Le retournement du tas une ou deux fois durant la période de maturation aide à oxygéner le mélange. Après 9 à 10 mois, il devient possible de commencer le tamisage, bien que la maturation complète nécessite généralement entre 12 et 18 mois selon les conditions climatiques. À noter que le tamisage du terreau mûr permet d’obtenir différentes granulométries selon les usages prévus.

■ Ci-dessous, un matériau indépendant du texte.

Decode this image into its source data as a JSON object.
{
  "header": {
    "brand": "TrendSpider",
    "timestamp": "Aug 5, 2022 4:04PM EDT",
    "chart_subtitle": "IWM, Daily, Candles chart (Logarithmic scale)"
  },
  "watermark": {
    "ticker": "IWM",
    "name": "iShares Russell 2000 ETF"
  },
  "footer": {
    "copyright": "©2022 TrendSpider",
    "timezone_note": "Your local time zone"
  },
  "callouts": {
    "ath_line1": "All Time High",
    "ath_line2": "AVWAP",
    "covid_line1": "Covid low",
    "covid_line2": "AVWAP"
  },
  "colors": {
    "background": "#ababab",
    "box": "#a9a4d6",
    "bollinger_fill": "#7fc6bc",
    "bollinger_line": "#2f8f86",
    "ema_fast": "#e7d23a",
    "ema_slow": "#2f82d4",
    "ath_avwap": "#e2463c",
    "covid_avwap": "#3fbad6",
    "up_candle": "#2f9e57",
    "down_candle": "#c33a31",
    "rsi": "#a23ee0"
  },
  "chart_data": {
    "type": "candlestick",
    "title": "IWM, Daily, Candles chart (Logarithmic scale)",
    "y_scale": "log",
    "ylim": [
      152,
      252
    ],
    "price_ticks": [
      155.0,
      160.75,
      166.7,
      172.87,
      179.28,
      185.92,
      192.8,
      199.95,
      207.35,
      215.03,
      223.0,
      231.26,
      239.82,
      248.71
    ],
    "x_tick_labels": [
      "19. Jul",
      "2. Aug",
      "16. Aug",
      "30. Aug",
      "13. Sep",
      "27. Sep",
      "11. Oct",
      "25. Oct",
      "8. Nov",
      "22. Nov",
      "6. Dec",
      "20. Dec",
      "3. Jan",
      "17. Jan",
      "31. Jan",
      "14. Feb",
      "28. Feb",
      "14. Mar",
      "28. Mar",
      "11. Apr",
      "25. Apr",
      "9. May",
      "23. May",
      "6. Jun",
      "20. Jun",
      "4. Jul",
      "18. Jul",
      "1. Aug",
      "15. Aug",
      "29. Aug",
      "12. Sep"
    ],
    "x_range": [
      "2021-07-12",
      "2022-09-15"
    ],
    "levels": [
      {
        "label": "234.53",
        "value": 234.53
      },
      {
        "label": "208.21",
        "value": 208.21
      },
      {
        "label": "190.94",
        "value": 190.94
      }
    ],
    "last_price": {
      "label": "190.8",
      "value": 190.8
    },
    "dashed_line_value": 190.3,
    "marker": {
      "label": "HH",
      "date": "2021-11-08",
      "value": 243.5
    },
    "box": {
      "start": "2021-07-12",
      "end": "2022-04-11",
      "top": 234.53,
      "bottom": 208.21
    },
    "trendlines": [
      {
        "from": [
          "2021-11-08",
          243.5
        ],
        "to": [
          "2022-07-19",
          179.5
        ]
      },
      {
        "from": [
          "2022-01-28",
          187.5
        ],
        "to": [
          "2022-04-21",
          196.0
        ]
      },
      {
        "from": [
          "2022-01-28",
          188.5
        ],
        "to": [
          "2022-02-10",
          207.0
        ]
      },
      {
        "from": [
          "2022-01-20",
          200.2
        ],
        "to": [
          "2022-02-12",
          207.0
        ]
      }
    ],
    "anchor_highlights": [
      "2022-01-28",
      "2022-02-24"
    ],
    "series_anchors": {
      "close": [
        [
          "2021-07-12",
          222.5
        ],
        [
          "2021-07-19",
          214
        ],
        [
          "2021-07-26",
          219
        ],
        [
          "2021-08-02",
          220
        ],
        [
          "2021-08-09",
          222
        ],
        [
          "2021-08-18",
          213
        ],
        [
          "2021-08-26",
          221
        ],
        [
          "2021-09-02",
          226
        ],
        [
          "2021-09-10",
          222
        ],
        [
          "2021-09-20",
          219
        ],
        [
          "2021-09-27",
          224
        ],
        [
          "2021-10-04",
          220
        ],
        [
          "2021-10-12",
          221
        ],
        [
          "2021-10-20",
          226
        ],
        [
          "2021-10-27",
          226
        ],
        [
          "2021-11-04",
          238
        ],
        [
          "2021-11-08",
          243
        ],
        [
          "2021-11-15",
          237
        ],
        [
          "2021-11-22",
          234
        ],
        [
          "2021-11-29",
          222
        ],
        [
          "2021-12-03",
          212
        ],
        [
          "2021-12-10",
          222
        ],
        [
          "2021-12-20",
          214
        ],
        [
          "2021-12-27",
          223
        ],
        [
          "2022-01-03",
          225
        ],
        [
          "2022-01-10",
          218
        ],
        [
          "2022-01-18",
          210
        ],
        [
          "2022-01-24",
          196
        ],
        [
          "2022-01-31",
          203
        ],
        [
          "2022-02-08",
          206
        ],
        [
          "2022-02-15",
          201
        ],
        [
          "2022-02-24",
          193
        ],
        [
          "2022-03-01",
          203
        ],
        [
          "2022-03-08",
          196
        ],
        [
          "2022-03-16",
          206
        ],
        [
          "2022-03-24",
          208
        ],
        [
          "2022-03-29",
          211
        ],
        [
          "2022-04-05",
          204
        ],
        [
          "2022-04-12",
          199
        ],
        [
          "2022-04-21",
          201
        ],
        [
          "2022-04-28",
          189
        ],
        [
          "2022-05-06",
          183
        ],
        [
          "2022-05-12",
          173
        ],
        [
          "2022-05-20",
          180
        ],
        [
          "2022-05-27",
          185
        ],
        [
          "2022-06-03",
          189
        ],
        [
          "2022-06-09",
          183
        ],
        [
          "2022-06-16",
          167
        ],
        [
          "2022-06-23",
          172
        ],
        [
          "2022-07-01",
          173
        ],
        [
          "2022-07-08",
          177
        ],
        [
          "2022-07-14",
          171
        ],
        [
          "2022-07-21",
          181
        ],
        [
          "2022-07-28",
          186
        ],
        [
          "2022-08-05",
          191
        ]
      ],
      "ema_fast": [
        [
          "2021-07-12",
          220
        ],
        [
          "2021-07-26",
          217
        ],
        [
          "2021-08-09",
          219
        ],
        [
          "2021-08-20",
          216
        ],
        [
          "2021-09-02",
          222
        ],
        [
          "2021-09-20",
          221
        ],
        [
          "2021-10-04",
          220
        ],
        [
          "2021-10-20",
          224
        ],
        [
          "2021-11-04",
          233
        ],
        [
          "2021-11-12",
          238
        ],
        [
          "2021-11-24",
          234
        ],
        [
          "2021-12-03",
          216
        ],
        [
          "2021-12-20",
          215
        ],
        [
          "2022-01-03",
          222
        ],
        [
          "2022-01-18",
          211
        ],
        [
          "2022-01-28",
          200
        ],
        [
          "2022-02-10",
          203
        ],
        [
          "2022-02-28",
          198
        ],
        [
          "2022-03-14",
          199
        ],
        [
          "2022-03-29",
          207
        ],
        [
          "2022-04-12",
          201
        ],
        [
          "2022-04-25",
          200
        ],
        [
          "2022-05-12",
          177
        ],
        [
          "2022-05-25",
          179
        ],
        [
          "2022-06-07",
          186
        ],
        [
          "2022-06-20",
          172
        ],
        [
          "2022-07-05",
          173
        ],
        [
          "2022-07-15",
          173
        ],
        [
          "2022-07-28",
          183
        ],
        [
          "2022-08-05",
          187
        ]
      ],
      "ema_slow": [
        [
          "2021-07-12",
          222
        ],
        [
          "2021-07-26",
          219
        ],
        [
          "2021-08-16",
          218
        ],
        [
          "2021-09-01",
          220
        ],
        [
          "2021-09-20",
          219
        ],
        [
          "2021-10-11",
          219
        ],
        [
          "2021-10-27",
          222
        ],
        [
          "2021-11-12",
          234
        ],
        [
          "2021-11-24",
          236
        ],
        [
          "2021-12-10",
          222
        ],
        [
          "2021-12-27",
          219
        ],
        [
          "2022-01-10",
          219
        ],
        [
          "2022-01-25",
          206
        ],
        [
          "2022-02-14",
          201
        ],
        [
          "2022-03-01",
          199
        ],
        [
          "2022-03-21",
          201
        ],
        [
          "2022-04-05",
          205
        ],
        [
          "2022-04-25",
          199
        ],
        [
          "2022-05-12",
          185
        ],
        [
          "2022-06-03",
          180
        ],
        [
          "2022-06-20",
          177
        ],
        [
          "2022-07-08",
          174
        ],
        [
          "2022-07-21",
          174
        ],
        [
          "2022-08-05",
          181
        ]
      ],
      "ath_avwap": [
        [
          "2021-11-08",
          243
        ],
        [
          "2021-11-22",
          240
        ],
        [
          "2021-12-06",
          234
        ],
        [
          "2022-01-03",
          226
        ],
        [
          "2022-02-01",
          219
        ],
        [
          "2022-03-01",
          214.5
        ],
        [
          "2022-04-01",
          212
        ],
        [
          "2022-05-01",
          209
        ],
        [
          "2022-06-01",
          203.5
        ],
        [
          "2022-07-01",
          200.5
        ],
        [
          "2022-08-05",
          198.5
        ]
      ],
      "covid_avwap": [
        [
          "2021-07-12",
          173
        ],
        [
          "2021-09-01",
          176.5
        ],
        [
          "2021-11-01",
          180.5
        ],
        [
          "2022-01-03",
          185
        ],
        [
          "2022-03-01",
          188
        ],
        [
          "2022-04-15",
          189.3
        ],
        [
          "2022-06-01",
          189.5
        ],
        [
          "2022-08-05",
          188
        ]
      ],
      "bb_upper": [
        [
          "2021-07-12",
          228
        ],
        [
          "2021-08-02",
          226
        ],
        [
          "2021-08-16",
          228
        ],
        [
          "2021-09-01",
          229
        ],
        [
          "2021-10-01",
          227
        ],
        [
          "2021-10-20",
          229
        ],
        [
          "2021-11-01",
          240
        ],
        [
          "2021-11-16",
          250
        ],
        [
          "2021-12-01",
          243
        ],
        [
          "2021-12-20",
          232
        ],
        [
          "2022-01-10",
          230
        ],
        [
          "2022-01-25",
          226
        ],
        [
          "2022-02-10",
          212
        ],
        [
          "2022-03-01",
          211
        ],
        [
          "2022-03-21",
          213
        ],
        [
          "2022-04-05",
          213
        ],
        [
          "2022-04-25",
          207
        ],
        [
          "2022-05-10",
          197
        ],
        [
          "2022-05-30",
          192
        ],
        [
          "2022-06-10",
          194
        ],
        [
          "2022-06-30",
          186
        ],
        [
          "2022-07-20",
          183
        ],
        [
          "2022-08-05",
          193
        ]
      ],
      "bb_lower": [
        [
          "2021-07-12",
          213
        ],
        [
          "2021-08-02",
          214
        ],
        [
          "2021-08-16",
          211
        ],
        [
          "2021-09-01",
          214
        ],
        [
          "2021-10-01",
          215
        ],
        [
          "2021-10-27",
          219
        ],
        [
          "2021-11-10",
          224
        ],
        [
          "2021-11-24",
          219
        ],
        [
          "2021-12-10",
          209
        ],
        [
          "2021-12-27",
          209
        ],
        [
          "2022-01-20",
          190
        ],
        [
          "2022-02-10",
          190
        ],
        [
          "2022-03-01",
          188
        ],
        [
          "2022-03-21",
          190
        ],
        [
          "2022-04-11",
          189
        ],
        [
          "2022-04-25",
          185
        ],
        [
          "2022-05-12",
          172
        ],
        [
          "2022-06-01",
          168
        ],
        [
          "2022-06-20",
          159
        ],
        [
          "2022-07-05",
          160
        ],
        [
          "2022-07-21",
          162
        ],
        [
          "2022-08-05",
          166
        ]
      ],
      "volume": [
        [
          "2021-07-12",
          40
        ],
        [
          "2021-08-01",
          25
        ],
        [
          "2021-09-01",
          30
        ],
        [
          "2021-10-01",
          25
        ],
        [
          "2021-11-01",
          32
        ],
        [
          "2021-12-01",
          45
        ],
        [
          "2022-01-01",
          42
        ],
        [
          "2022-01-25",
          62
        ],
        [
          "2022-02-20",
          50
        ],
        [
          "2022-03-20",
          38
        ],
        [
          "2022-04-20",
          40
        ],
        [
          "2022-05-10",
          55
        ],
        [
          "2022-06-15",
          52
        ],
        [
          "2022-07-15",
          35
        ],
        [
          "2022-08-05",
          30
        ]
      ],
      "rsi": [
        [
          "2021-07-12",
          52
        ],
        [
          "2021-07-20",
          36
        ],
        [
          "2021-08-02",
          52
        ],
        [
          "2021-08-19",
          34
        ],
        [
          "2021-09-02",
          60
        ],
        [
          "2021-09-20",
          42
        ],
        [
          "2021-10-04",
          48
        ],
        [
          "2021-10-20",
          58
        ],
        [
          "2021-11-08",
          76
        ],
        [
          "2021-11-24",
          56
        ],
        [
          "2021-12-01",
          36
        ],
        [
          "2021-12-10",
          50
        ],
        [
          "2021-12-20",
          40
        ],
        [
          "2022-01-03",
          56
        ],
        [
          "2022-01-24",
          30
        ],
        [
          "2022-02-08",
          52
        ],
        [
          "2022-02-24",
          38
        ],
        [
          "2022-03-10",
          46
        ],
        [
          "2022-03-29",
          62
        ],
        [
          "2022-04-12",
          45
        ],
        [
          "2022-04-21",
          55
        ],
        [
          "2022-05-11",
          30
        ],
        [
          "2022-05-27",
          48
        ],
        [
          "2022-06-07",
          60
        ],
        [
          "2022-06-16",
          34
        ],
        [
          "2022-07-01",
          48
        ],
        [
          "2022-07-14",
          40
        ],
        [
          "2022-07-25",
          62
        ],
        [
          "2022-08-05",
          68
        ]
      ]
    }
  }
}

Schéma montrant les différentes étapes de maturation du terreau de feuilles, du tas initial au produit tamisé

Usages et valorisation au jardin

Les caractéristiques du terreau obtenu déterminent ses usages spécifiques :

  • Pour les semis et boutures : Le terreau fin est idéal. Sa structure légère, aérée et bien drainée est très appréciée des jeunes plants. Il suffira pour les premières semaines de croissance, mais il faudra l’enrichir si vous souhaitez élever des plants gourmands (tomates, aubergines) sur une longue période.
  • Pour améliorer le sol : Incorporé directement dans la terre du jardin, ce terreau améliore la structure physique du sol.
  • En paillis : Le terreau plus grossier constitue un excellent paillage pour les pieds d’arbres et les massifs. Il protège les cultures du froid, maintient la fraîcheur du sol en été et limite le développement des adventices.

Il est aussi possible de créer un substrat personnalisé pour les bacs potagers ou les plantes en pot. Mélangez deux tiers de terreau de feuilles, un sixième de terre végétale (ou sable) et un sixième de compost. L'ajout de terre végétale permettra de rendre le mélange moins séchant. Si vous souhaitez réutiliser un terreau déjà utilisé pour une culture, il suffit d’y incorporer du compost frais et de la matière organique pour régénérer ses propriétés nutritives.

Perspectives professionnelles et approche biologique

Au-delà du jardinage amateur, ce projet vise à développer une méthode de production d'un engrais organique pour les producteurs maraîchers biologiques, notamment ceux confrontés à des sols avec des problèmes de saturation en phosphore. Le terreau de feuilles, avec un taux de phosphore jusqu’à trois fois moins élevé que celui du compost traditionnel, offre une alternative intéressante pour respecter les normes environnementales.

Bien que la production en mode passif nécessite peu d’intrants et d’équipement, elle comporte un risque : que les andains laissés au sol soient colonisés par des mauvaises herbes vivaces. Pour les professionnels, la méthode de production avec compostage, utilisant des feuilles broyées, semble être une avenue prometteuse pour obtenir un amendement stabilisé avec un rapport carbone/azote optimisé. Cette approche, remise au goût du jour, s’inscrit pleinement dans les principes de la permaculture, valorisant les ressources locales pour nourrir le sol sans recourir à des intrants externes coûteux ou destructeurs.